Déformation professionnelle

(26 novembre)

La maîtresse de l'année prochaine a intérêt à assurer. Parce que le Pirate s'invente déjà des devoirs. L'autre jour, il me demande une feuille pour dessiner, et revient cinq minutes plus tard me montrer son chef-d'oeuvre: "Regarde, Maman, j'ai fait ma numération." Il avait écrit les nombres de 1 à 10, avec le 10 d'une couleur différente. Je lui ai dit: "C'est bien, mais je crois que tu as fait ton 4 à l'envers." "je crois"! Un peu, mon neveu, qu'il était en miroir, son 4! Seulement voilà, je suis tellement habituée à positiver pour ne pas démoraliser les élèves que je fais pareil avec mon fils.
Il y a dix ans, je ne réagissais pas comme ça. Les copies étaient barrées de rouge, les fautes soulignées rageusement. Et puis je me suis rendue compte que ça ne servait à rien. Alors je fais des petites vagues, sous les phrases mal construites, sans commentaire, ou je mets un trait en marge, "peu clair" (alors que je n'ai pour ainsi dire rien compris).
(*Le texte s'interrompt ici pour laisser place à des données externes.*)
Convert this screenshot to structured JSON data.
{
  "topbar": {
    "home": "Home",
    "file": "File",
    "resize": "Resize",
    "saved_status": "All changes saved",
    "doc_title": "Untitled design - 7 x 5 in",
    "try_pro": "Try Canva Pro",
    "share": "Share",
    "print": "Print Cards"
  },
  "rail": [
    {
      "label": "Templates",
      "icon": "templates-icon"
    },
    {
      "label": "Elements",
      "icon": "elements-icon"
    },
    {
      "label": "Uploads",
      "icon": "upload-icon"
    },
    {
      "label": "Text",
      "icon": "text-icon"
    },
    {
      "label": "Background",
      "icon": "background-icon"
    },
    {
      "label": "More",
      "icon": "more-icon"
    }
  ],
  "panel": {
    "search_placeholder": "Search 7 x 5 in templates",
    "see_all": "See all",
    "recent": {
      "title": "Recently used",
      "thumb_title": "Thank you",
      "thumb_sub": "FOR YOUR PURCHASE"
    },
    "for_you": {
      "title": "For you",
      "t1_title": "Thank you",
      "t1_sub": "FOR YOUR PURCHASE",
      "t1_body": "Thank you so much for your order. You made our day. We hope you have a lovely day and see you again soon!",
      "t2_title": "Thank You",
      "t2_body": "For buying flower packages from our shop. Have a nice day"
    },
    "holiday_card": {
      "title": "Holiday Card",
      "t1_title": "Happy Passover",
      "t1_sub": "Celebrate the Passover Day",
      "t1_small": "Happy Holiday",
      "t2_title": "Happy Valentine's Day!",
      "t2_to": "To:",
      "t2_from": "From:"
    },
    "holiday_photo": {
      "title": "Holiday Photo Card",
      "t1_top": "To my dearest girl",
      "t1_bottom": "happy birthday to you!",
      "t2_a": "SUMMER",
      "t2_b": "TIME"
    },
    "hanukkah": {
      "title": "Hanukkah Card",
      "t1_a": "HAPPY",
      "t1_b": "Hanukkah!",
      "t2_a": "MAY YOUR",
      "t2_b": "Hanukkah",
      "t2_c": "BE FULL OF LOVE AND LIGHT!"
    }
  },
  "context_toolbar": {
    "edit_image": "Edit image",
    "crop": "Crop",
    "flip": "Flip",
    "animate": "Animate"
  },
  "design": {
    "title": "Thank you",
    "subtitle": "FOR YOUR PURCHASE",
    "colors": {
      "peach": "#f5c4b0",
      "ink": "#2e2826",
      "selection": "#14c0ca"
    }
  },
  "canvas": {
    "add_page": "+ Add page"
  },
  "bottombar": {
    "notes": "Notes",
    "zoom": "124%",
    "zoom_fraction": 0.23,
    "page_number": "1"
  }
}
Les élèves ne s'en portent pas plus mal, ils doivent se dire, comme le Pirate "c'est pas grave", et effectivement, au vu de la manière dont ils seront notés au bac, ça ne l'ai pas vraiment.
L'autre jour, j'avais demandé de résumer un texte en cinq phrases. Le cancre de service avait essayé de le faire, mais n'avait produit que deux malheureuses phrases à ses yeux minables. Alors, pour le récompenser de son effort, afin qu'il persévère, je lui ai dit que certes, il n'avait écrit que deux phrases, mais que, au fond, elles reflétaient l'essentiel du texte, et que je les comprenais. Leur construction était de fait relativement correcte, il n'a fallu que deux ou trois modifications de déclinaison pour améliorer nettement l'ensemble.
Une partie de mon travail consiste à leur faire prendre confiance en leurs capacités. Souligner les fautes ne servirait qu'à les frustrer.